Die ISO-Werte bei der Galaxy NX-Systemkamera von Samsung lassen sich von ISO 100 auf bis zu ISO 25600 einstellen und das 4,8-Zoll-Display der Galaxy NX wirkt auf den bisher gezeigten Bildern und in dem kurzen Video-Review eines Prototypen auf YouTube gar nicht so schlecht.

Angetrieben wird die Kamera von einem 1,6 GHz Quad-Core-Prozessor, wobei dieser auf 2 GB Arbeitsspeicher (RAM) zurückgreifen kann. Hinzu kommt, wie erwähnt, Android in der aktuellen Version 4.2.2 und Chips bzw. Module wie LTE, Bluetooth, WLan sowie 16 GB internem Speicherplatz, welche man durch eine microSD-Karte auf maximal 64 GB erweitern kann – es könnten aber auch größere microSD-Karten funktionieren, selbst wenn Samsung bei 64 GB offiziell Schluß macht.

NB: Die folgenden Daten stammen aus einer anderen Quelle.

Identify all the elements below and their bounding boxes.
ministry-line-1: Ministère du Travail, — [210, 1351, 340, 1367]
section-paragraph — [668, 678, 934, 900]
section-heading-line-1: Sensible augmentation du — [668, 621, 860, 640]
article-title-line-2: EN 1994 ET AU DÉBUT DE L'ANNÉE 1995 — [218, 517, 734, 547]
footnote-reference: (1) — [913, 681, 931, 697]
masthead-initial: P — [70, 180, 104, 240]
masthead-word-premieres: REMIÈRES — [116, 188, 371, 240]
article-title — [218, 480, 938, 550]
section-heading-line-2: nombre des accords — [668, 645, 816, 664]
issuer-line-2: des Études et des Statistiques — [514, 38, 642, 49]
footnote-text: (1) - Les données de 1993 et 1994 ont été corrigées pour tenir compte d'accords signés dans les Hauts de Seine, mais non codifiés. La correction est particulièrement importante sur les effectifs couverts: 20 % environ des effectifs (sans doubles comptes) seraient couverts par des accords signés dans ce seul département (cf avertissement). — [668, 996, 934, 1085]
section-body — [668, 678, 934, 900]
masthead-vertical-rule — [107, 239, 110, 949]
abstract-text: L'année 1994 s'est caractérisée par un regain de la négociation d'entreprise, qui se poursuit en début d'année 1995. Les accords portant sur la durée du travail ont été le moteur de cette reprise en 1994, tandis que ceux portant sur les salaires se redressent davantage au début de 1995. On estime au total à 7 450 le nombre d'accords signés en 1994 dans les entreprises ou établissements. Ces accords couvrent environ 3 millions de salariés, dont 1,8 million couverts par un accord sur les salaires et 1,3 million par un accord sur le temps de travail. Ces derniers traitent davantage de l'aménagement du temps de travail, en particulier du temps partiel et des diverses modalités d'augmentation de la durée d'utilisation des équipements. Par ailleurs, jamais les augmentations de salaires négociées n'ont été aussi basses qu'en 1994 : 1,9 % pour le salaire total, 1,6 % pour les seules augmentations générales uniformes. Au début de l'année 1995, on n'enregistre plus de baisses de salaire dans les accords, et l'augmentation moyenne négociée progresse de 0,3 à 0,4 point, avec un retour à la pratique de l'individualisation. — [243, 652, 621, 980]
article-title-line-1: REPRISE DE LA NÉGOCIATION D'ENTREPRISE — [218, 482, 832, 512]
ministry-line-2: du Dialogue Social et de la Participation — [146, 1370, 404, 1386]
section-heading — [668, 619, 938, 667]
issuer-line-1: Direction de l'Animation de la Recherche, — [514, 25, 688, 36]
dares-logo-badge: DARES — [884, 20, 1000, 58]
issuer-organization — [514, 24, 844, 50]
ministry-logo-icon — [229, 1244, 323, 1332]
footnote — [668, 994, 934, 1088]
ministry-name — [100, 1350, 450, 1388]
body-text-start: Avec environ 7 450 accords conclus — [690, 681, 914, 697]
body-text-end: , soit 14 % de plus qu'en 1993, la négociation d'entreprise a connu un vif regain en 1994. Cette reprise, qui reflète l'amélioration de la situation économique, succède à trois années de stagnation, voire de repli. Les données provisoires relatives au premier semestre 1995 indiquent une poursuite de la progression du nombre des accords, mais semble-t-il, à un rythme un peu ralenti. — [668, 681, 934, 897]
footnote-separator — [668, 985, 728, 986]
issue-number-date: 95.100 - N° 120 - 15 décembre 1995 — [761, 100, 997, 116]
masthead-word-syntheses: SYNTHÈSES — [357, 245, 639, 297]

Die Samsung Galaxy NX ist durchaus interessant aber gleichzeitig sind die erwähnten 1.500 Euro natürlich viel Geld – selbst für Early Adpoter und professionelle Fotografen, die seit längerem auf der Suche nach solch einer Kamera-Mischung zwischen Android, LTE und wechselbaren Objektiven sind.

Ich selbst finde die Kamera von Samsung ziemlich spannend und bin auf richtige Reviews der Galaxy NX gespannt. Zudem werde ich mir die Galaxy NX wohl auch mal im Laden ansehen – aber dies kann wohl noch etwas dauern, denn aktuell gibt es noch keine wirklich hilfreichen Informationen zur Verfügbarkeit der Samsung Galaxy NX bei uns in Deutschland.